From as early as next week the agency will be deploying any personnel who hold a warrant card back to driver testing. They will be asking those already trained colleagues to test full time over the next 6 months (effectively giving up other roles or projects within the agency in that period).

This will allow for the generation of an additional 150,000 driving test slots. These additional slots will be drip-fed into the booking system in fortnightly batches, starting from next Monday (4th October).

Whilst the release of such a large number of additional tests is good news, it will cause some disruption to other DVSA services, which the agency says it will work to try and keep to a minimum.

How this development will impact Part 2, 3 and Standards Checks

  • Part 2 and 3 tests will still go ahead
  • Standards Checks will be vastly reduced so you may find your upcoming check cancelled
  • However, those ADIs flagged to be the most risky (i.e those who present a concerning number of poor quality test candidates or who have failed previous checks) will still be prioritised for a check
  • Your test performance data (TIP data) will still be recorded and evaluated during this period to determine which ADIs should be prioritised when Standards Checks fully resume in a few months time

Will third party booking engines and bots be able to scrape up the new tests?

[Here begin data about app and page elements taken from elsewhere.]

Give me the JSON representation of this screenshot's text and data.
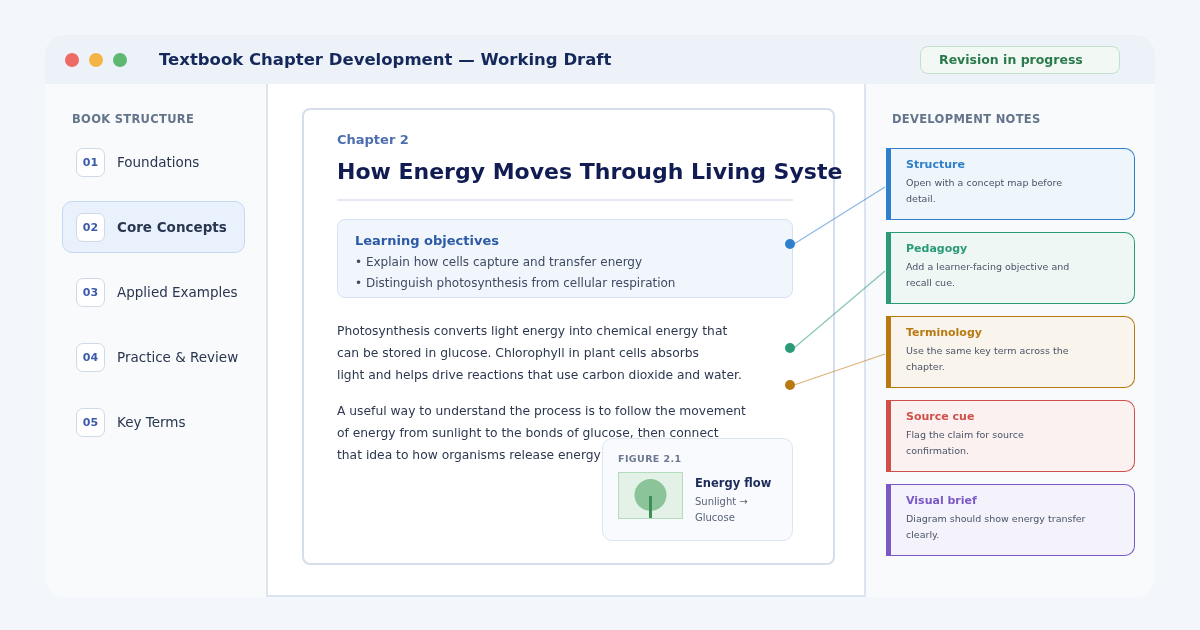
{
  "window": {
    "title": "Textbook Chapter Development — Working Draft",
    "status": "Revision in progress"
  },
  "sidebar": {
    "heading": "BOOK STRUCTURE",
    "items": [
      {
        "number": "01",
        "label": "Foundations",
        "selected": false
      },
      {
        "number": "02",
        "label": "Core Concepts",
        "selected": true
      },
      {
        "number": "03",
        "label": "Applied Examples",
        "selected": false
      },
      {
        "number": "04",
        "label": "Practice & Review",
        "selected": false
      },
      {
        "number": "05",
        "label": "Key Terms",
        "selected": false
      }
    ]
  },
  "chapter": {
    "eyebrow": "Chapter 2",
    "title": "How Energy Moves Through Living Syste",
    "objectives": {
      "heading": "Learning objectives",
      "items": [
        "• Explain how cells capture and transfer energy",
        "• Distinguish photosynthesis from cellular respiration"
      ]
    },
    "paragraphs": [
      [
        "Photosynthesis converts light energy into chemical energy that",
        "can be stored in glucose. Chlorophyll in plant cells absorbs",
        "light and helps drive reactions that use carbon dioxide and water."
      ],
      [
        "A useful way to understand the process is to follow the movement",
        "of energy from sunlight to the bonds of glucose, then connect",
        "that idea to how organisms release energy"
      ]
    ],
    "figure": {
      "label": "FIGURE 2.1",
      "kind": "picture",
      "title": "Energy flow",
      "caption": "Sunlight → Glucose"
    }
  },
  "notes": {
    "heading": "DEVELOPMENT NOTES",
    "items": [
      {
        "title": "Structure",
        "text": "Open with a concept map before detail.",
        "color": "#2f80cc",
        "linked": true
      },
      {
        "title": "Pedagogy",
        "text": "Add a learner-facing objective and recall cue.",
        "color": "#2a9a78",
        "linked": true
      },
      {
        "title": "Terminology",
        "text": "Use the same key term across the chapter.",
        "color": "#b87912",
        "linked": true
      },
      {
        "title": "Source cue",
        "text": "Flag the claim for source confirmation.",
        "color": "#cf4f49",
        "linked": false
      },
      {
        "title": "Visual brief",
        "text": "Diagram should show energy transfer clearly.",
        "color": "#7a58c6",
        "linked": false
      }
    ]
  }
}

Work is ongoing to limit the ability of bots and other third party booking services to grab large tranches of tests, and those efforts will be stepped up to limit such entities taking advantage of the additional tests going into the system. Drip feeding the tests into the system on a fortnightly basis will also help limit third parties grabbing a lot of tests at once.

Are these extra staff being drafted in fully trained and experienced in conducting driving tests?

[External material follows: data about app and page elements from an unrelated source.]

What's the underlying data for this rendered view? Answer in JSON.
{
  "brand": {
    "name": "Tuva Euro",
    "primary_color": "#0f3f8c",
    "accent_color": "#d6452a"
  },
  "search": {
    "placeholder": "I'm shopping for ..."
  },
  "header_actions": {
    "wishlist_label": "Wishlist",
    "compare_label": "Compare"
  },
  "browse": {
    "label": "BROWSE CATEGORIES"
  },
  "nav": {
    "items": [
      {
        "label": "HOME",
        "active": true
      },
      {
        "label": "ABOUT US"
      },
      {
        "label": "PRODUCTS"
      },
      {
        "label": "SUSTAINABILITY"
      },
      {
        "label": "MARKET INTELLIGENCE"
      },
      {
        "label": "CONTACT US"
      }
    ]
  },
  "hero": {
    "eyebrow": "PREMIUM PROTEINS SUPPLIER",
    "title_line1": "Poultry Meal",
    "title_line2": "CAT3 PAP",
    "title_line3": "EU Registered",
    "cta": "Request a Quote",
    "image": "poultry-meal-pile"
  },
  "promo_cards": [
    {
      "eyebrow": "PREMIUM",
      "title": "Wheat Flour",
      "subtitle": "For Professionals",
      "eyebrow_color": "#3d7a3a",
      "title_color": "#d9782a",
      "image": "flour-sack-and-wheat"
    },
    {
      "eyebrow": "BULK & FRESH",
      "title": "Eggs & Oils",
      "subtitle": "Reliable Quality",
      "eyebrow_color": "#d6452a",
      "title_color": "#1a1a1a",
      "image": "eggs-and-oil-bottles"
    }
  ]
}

All warrant cardholders have the necessary training and on-the-job knowledge to return to full time testing. Many warrant cardholders have been helping out with the delivery of tests since the agency resumed testing post-lockdown, so have kept their skills and knowledge current.

National average waiting times

The current national average waiting time for a driving test is 20.4 weeks.

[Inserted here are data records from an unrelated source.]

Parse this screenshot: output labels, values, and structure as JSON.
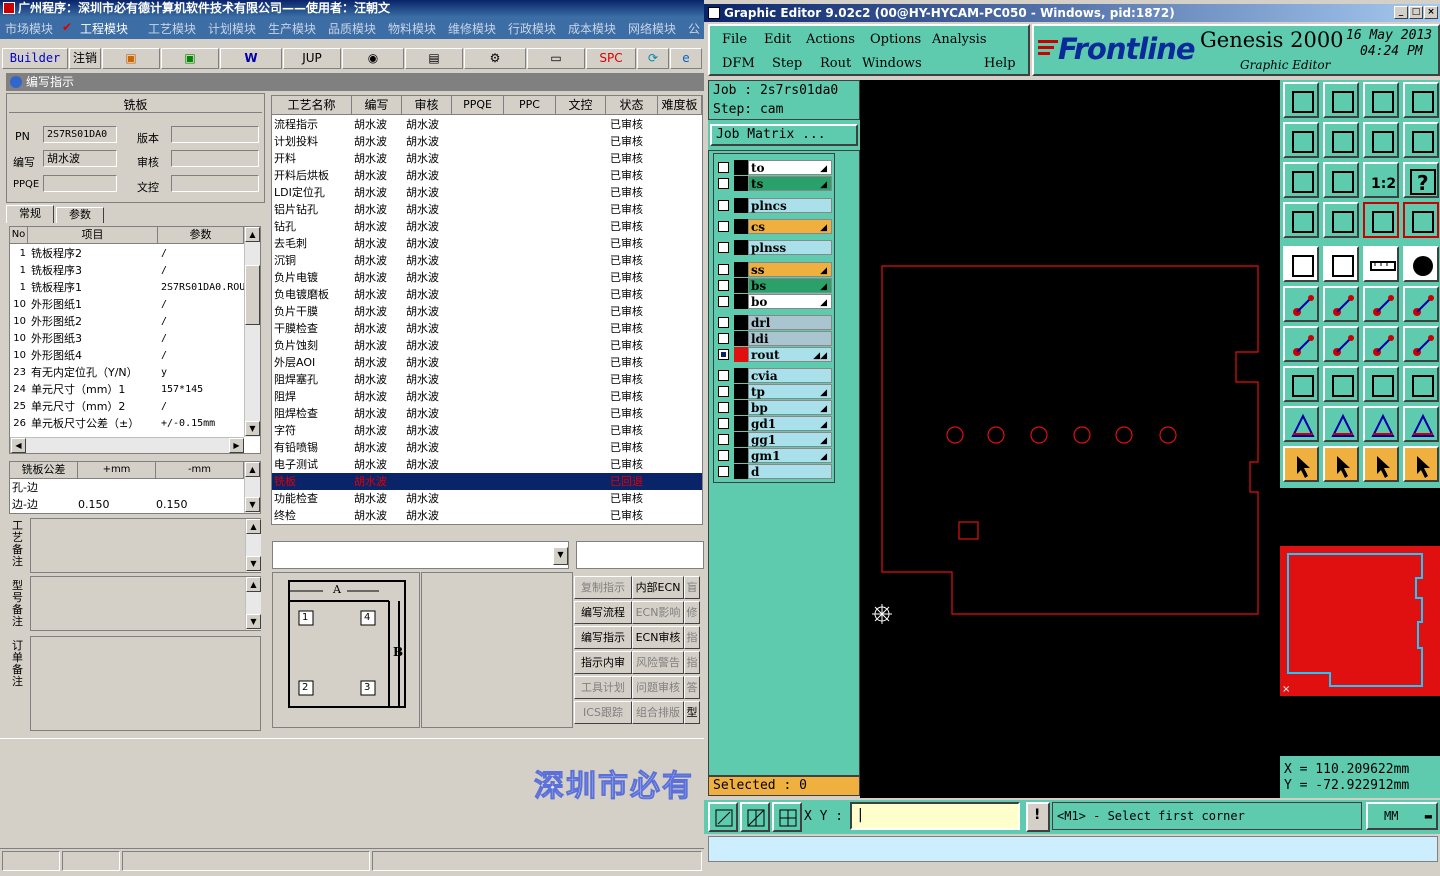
{
  "left_app": {
    "title": "广州程序：深圳市必有德计算机软件技术有限公司——使用者：汪朝文",
    "menu": [
      "市场模块",
      "工程模块",
      "工艺模块",
      "计划模块",
      "生产模块",
      "品质模块",
      "物料模块",
      "维修模块",
      "行政模块",
      "成本模块",
      "网络模块",
      "公"
    ],
    "toolbar": {
      "builder": "Builder",
      "logout": "注销",
      "jup": "JUP",
      "spc": "SPC"
    },
    "subtitle": "编写指示",
    "board": {
      "header": "铣板",
      "pn_label": "PN",
      "pn_value": "2S7RS01DA0",
      "version_label": "版本",
      "author_label": "编写",
      "author_value": "胡水波",
      "review_label": "审核",
      "ppqe_label": "PPQE",
      "review2_label": "文控"
    },
    "tabs": [
      "常规",
      "参数"
    ],
    "param_table": {
      "headers": [
        "No",
        "项目",
        "参数"
      ],
      "rows": [
        [
          "1",
          "铣板程序2",
          "/"
        ],
        [
          "1",
          "铣板程序3",
          "/"
        ],
        [
          "1",
          "铣板程序1",
          "2S7RS01DA0.ROU"
        ],
        [
          "10",
          "外形图纸1",
          "/"
        ],
        [
          "10",
          "外形图纸2",
          "/"
        ],
        [
          "10",
          "外形图纸3",
          "/"
        ],
        [
          "10",
          "外形图纸4",
          "/"
        ],
        [
          "23",
          "有无内定位孔（Y/N）",
          "y"
        ],
        [
          "24",
          "单元尺寸（mm）1",
          "157*145"
        ],
        [
          "25",
          "单元尺寸（mm）2",
          "/"
        ],
        [
          "26",
          "单元板尺寸公差（±）",
          "+/-0.15mm"
        ]
      ]
    },
    "tolerance": {
      "headers": [
        "铣板公差",
        "+mm",
        "-mm"
      ],
      "rows": [
        [
          "孔-边",
          "",
          ""
        ],
        [
          "边-边",
          "0.150",
          "0.150"
        ]
      ]
    },
    "notes": [
      "工艺备注",
      "型号备注",
      "订单备注"
    ],
    "process_table": {
      "headers": [
        "工艺名称",
        "编写",
        "审核",
        "PPQE",
        "PPC",
        "文控",
        "状态",
        "难度板"
      ],
      "rows": [
        [
          "流程指示",
          "胡水波",
          "胡水波",
          "",
          "",
          "",
          "已审核",
          ""
        ],
        [
          "计划投料",
          "胡水波",
          "胡水波",
          "",
          "",
          "",
          "已审核",
          ""
        ],
        [
          "开料",
          "胡水波",
          "胡水波",
          "",
          "",
          "",
          "已审核",
          ""
        ],
        [
          "开料后烘板",
          "胡水波",
          "胡水波",
          "",
          "",
          "",
          "已审核",
          ""
        ],
        [
          "LDI定位孔",
          "胡水波",
          "胡水波",
          "",
          "",
          "",
          "已审核",
          ""
        ],
        [
          "铝片钻孔",
          "胡水波",
          "胡水波",
          "",
          "",
          "",
          "已审核",
          ""
        ],
        [
          "钻孔",
          "胡水波",
          "胡水波",
          "",
          "",
          "",
          "已审核",
          ""
        ],
        [
          "去毛刺",
          "胡水波",
          "胡水波",
          "",
          "",
          "",
          "已审核",
          ""
        ],
        [
          "沉铜",
          "胡水波",
          "胡水波",
          "",
          "",
          "",
          "已审核",
          ""
        ],
        [
          "负片电镀",
          "胡水波",
          "胡水波",
          "",
          "",
          "",
          "已审核",
          ""
        ],
        [
          "负电镀磨板",
          "胡水波",
          "胡水波",
          "",
          "",
          "",
          "已审核",
          ""
        ],
        [
          "负片干膜",
          "胡水波",
          "胡水波",
          "",
          "",
          "",
          "已审核",
          ""
        ],
        [
          "干膜检查",
          "胡水波",
          "胡水波",
          "",
          "",
          "",
          "已审核",
          ""
        ],
        [
          "负片蚀刻",
          "胡水波",
          "胡水波",
          "",
          "",
          "",
          "已审核",
          ""
        ],
        [
          "外层AOI",
          "胡水波",
          "胡水波",
          "",
          "",
          "",
          "已审核",
          ""
        ],
        [
          "阻焊塞孔",
          "胡水波",
          "胡水波",
          "",
          "",
          "",
          "已审核",
          ""
        ],
        [
          "阻焊",
          "胡水波",
          "胡水波",
          "",
          "",
          "",
          "已审核",
          ""
        ],
        [
          "阻焊检查",
          "胡水波",
          "胡水波",
          "",
          "",
          "",
          "已审核",
          ""
        ],
        [
          "字符",
          "胡水波",
          "胡水波",
          "",
          "",
          "",
          "已审核",
          ""
        ],
        [
          "有铅喷锡",
          "胡水波",
          "胡水波",
          "",
          "",
          "",
          "已审核",
          ""
        ],
        [
          "电子测试",
          "胡水波",
          "胡水波",
          "",
          "",
          "",
          "已审核",
          ""
        ],
        [
          "铣板",
          "胡水波",
          "",
          "",
          "",
          "",
          "已回退",
          ""
        ],
        [
          "功能检查",
          "胡水波",
          "胡水波",
          "",
          "",
          "",
          "已审核",
          ""
        ],
        [
          "终检",
          "胡水波",
          "胡水波",
          "",
          "",
          "",
          "已审核",
          ""
        ]
      ],
      "selected_index": 21
    },
    "diagram": {
      "a": "A",
      "b": "B",
      "n1": "1",
      "n2": "2",
      "n3": "3",
      "n4": "4"
    },
    "buttons": [
      [
        "复制指示",
        "内部ECN",
        "盲"
      ],
      [
        "编写流程",
        "ECN影响",
        "修"
      ],
      [
        "编写指示",
        "ECN审核",
        "指"
      ],
      [
        "指示内审",
        "风险警告",
        "指"
      ],
      [
        "工具计划",
        "问题审核",
        "答"
      ],
      [
        "ICS跟踪",
        "组合排版",
        "型"
      ]
    ],
    "disabled_buttons": [
      "复制指示",
      "ECN影响",
      "风险警告",
      "工具计划",
      "问题审核",
      "ICS跟踪",
      "组合排版",
      "盲",
      "修",
      "指",
      "答"
    ],
    "watermark": "深圳市必有"
  },
  "right_app": {
    "title": "Graphic Editor 9.02c2 (00@HY-HYCAM-PC050 - Windows, pid:1872)",
    "menu_row1": [
      "File",
      "Edit",
      "Actions",
      "Options",
      "Analysis"
    ],
    "menu_row2": [
      "DFM",
      "Step",
      "Rout",
      "Windows",
      "Help"
    ],
    "brand": {
      "logo": "Frontline",
      "product": "Genesis 2000",
      "subtitle": "Graphic Editor",
      "date": "16 May 2013",
      "time": "04:24 PM"
    },
    "job_label": "Job  : 2s7rs01da0",
    "step_label": "Step: cam",
    "job_matrix": "Job Matrix ...",
    "layers": [
      {
        "name": "to",
        "color": "#ffffff",
        "arrow": "◢"
      },
      {
        "name": "ts",
        "color": "#2aa06a",
        "arrow": "◢"
      },
      {
        "name": "plncs",
        "color": "#a9e0ea",
        "arrow": ""
      },
      {
        "name": "cs",
        "color": "#f0b040",
        "arrow": "◢"
      },
      {
        "name": "plnss",
        "color": "#a9e0ea",
        "arrow": ""
      },
      {
        "name": "ss",
        "color": "#f0b040",
        "arrow": "◢"
      },
      {
        "name": "bs",
        "color": "#2aa06a",
        "arrow": "◢"
      },
      {
        "name": "bo",
        "color": "#ffffff",
        "arrow": "◢"
      },
      {
        "name": "drl",
        "color": "#a9c6d0",
        "arrow": ""
      },
      {
        "name": "ldi",
        "color": "#a9c6d0",
        "arrow": ""
      },
      {
        "name": "rout",
        "color": "#a9e0ea",
        "arrow": "◢◢"
      },
      {
        "name": "cvia",
        "color": "#a9e0ea",
        "arrow": ""
      },
      {
        "name": "tp",
        "color": "#a9e0ea",
        "arrow": "◢"
      },
      {
        "name": "bp",
        "color": "#a9e0ea",
        "arrow": "◢"
      },
      {
        "name": "gd1",
        "color": "#a9e0ea",
        "arrow": "◢"
      },
      {
        "name": "gg1",
        "color": "#a9e0ea",
        "arrow": "◢"
      },
      {
        "name": "gm1",
        "color": "#a9e0ea",
        "arrow": "◢"
      },
      {
        "name": "d",
        "color": "#a9e0ea",
        "arrow": ""
      }
    ],
    "selected": "Selected : 0",
    "coords": {
      "x": "X  =  110.209622mm",
      "y": "Y  = -72.922912mm"
    },
    "xy_label": "X Y :",
    "prompt": "<M1> - Select first corner",
    "units": "MM"
  }
}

There are around 550,000 learners booked in and looking forward to their test.

Reasons for continuing waiting times issue

Waiting times are long due to:

  • an increase in demand for driving tests
  • sustained industrial action on civil service pay (Examiner industrial action)
  • people’s concerns about not being able to book a test, which has led to a change in customers’ behaviour (i.e. customers booking tests much earlier in their learning to drive process)

Measures already taken by DVSA to reduce driving test waiting times:

  • recruiting new driving examiners
  • carrying out overtime, including at weekends and on public holidays
  • asking local driving test managers to return to testing for 2 days a week
  • increasing utilisation
  • buying back leave from driving examiners
  • inviting recently retired driving examiners to return to work

Read the DVSA announcement here.

Carly Brookfield, CEO of the Driving Instructors Association, explains the changes below:

2 thoughts on “DVSA to deploy over 230 full time staff to driver testing to create 150,000 more test slots”

  1. Been a driving instructor since 2002 and up until the pandemic always booked my own test slots for test ready candidates, its ridiculous since the return of so called normal living that test availability is so haphazard, luckily for me prior to the pandemic i was a driving assessor for an ambulance trust, during the pandemic an actual fully trained up front line ambulance driver and now a Blue Lights Assessor / Instructor.

    Tried to get into being a DVSA examiner, (( what i now call the cloak and dagger brigade )) as was turned away from being an examiner for being over friendly during the interview process, never had any complaints from the thousands of pupils i taught as an ADI or the examiners i presented my pupils to for testing, so just a case of you get in if you’re face fits and don’t ask to many questions.